As lawmakers met Wednesday to discuss possible legislative action on gun control in the wake of the country’s latest high-profile mass shooting, President Donald Trump focused on the dangers of the “mentally ill.”
“They have so many checks and balances that you can be mentally ill and it takes you six months before you can prohibit them [from buying a gun], so we have to do something very decisive,” Trump said. “You have to have very strong provisions for the mentally ill, now a lot of people are saying, ‘oh I shouldn’t be saying that’ — I tell you what, I don’t want mentally ill people to have guns.”
Since the school shooting in Parkland, Florida earlier this month, mental illness has been stigmatized by both Trump and gun advocates and offered up as the “real” explanation for mass shootings — rather than the ease of acquiring assault weapons. During a CNN town hall last week, National Rifle Association (NRA) spokeswoman Dana Loesch repeatedly used phrases like “insane” and “unfit” to describe the mentally ill.
“Do you guys want to stop mentally insane individuals from getting firearms? Yes? They have to be in the system,” Loesch said. “You can convict them, you can adjudicate them mentally unfit.”

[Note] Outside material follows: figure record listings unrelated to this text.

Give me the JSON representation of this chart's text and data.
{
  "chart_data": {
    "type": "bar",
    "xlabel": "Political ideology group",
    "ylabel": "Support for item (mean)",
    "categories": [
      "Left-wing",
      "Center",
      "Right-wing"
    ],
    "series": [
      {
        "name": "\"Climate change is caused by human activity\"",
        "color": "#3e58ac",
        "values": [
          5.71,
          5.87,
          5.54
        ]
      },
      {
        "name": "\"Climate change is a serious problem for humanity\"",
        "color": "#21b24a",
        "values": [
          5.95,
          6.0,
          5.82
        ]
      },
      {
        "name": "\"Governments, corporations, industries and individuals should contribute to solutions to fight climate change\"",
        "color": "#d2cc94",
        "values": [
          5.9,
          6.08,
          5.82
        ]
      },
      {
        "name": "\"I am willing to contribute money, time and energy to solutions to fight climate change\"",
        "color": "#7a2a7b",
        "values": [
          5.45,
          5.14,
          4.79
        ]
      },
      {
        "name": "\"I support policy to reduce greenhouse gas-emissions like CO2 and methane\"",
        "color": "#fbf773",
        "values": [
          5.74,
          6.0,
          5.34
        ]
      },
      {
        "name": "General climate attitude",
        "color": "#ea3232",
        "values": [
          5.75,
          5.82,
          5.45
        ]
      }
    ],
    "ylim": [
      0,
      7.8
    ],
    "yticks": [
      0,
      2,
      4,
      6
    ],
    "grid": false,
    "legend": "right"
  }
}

Trump seemed to catch on as well, tweeting the next morning that he was pushing “Comprehensive Background Checks with an emphasis on Mental Health” — despite the fact that he had previously repealed a rule blocking some mentally ill people from buying guns.
After the mass shooting in Las Vegas, Nevada that left 58 people dead last October, the White House pushed a similar line, saying that “new laws won’t stop a mad man committed to harming innocent people.” When a gunman shot 26 people in Sutherland Springs, Texas last November, Trump said that it was the result of a “mental health problem at the highest level.”
However, the rush to demonize mental illness ignores the actual research and statistics, which shows that those living with mental health conditions are actually far more likely to be the victim of a crime than to perpetrate one. According to the Department of Health and Human Services, only 3-5 percent of violent acts can be contributed to those with a serious mental illness. What’s more, while one in five adults in the U.S. experiences some form of mental illness, only one in 25 live with a “serious” mental health problem, according to the National Alliance on Mental Illness.
In fact, under the new fifth issue of the Diagnostic and Statistical Manual (DSM) — often referred to as the “psychiatric bible” — the odds are even greater that more Americans will be diagnosed with mental illness. The fourth volume of the DSM estimates that 46.5 percent of Americans will have a “diagnosable mental illness” in their lifetimes, and the new version is likely to make it “even easier” to get a diagnosis, raising those numbers even higher. This isn’t due to increased mental illness but rather better awareness and detection methods.
After so many mass shootings resulting in nothing more than a collective shrug from the nation’s shoulders, it’s refreshing to see lawmakers finally — if tentatively — start to talk about taking substantive action to address gun violence. But stigmatizing and fear-mongering against a huge swath of the American public isn’t the way to do it.